Bridge validation flaw allowed 5 billion unauthorized SYS tokens to be minted through UTXO bridge
On June 7, 2026, Syscoin paused its bridge after a transaction-proof validation flaw allowed roughly 5 billion unauthorized SYS tokens to be minted through the UTXO bridge path. The attacker exploited a parsing error in the bridge relay process responsible for proof validation. Instead of creating a fake but valid proof, the attacker created a fake proof structured to take advantage of a flaw in the parsing code. This proof was interpreted as valid for a burn transaction that did not exist, resulting in unauthorized minting on the UTXO side. Syscoin operates a dual-chain system with a Bitcoin-based UTXO chain and an EVM-compatible NEVM chain.

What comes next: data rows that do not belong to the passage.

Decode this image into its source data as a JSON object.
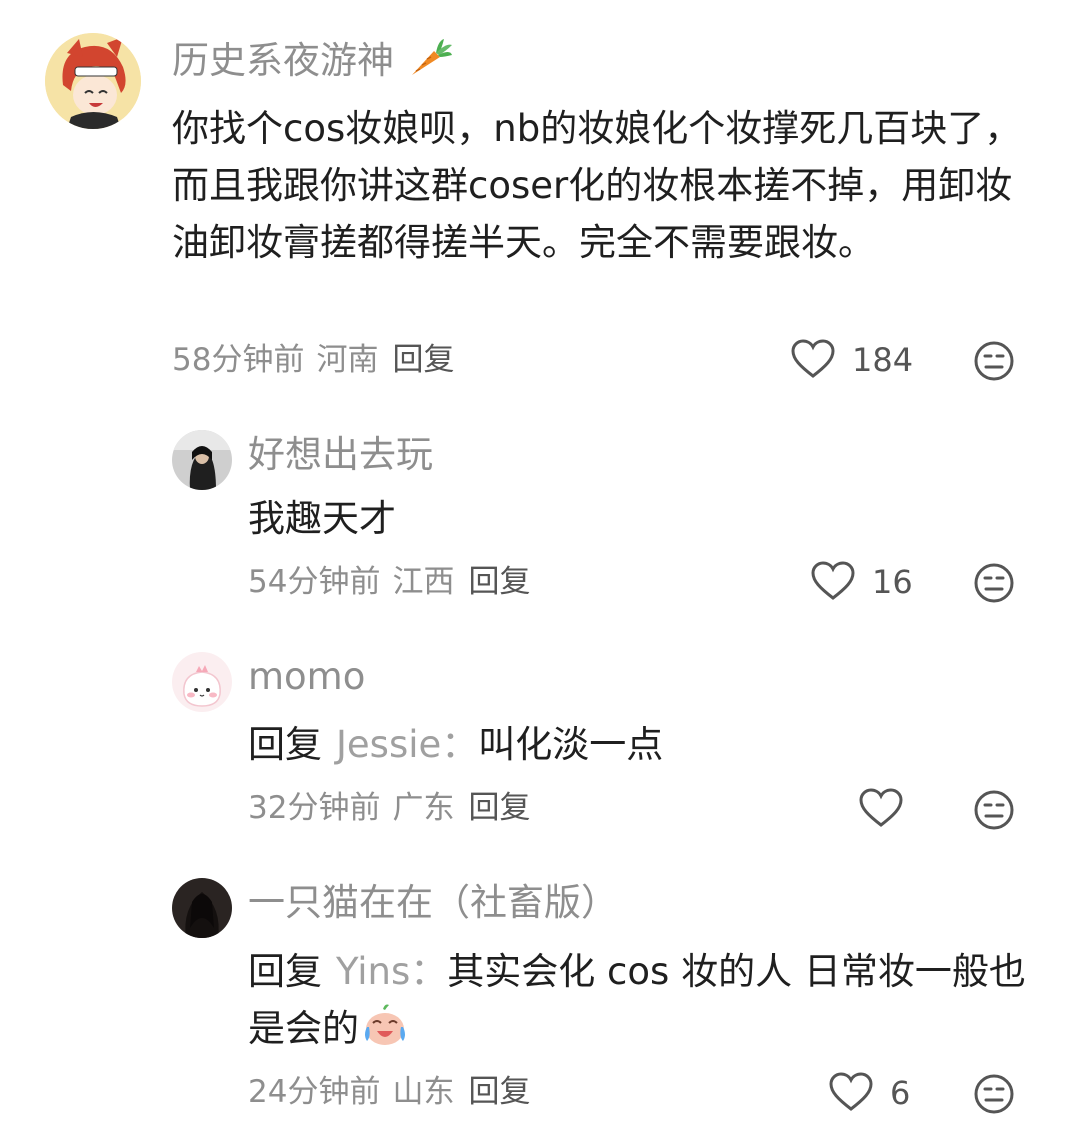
{
  "comments": [
    {
      "username": "历史系夜游神",
      "badge_icon": "carrot-icon",
      "text": "你找个cos妆娘呗，nb的妆娘化个妆撑死几百块了，而且我跟你讲这群coser化的妆根本搓不掉，用卸妆油卸妆膏搓都得搓半天。完全不需要跟妆。",
      "time": "58分钟前",
      "location": "河南",
      "reply_label": "回复",
      "likes": "184"
    },
    {
      "username": "好想出去玩",
      "text": "我趣天才",
      "time": "54分钟前",
      "location": "江西",
      "reply_label": "回复",
      "likes": "16"
    },
    {
      "username": "momo",
      "reply_prefix": "回复",
      "reply_target": "Jessie：",
      "text": "叫化淡一点",
      "time": "32分钟前",
      "location": "广东",
      "reply_label": "回复",
      "likes": ""
    },
    {
      "username": "一只猫在在（社畜版）",
      "reply_prefix": "回复",
      "reply_target": "Yins：",
      "text": "其实会化 cos 妆的人 日常妆一般也是会的",
      "emoji": "crying-laugh-emoji",
      "time": "24分钟前",
      "location": "山东",
      "reply_label": "回复",
      "likes": "6"
    }
  ],
  "icons": {
    "like": "heart-outline-icon",
    "dislike": "neutral-face-icon"
  },
  "colors": {
    "username": "#8e8e8e",
    "text": "#1f1f1f",
    "meta": "#8e8e8e"
  }
}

The unauthorized output was initially traced to address sys1qgaelv...9wvcw. The attacker split funds into two tainted addresses: one holding approximately 4 billion SYS and another holding approximately 1 billion SYS. Syscoin asked exchanges and ecosystem partners to blacklist tainted addresses or freeze deposits tied to the tainted UTXO trail. The bridge was paused, a fix was deployed, and the team began tracing funds. No funds were directly stolen from user wallets — this was a supply inflation attack.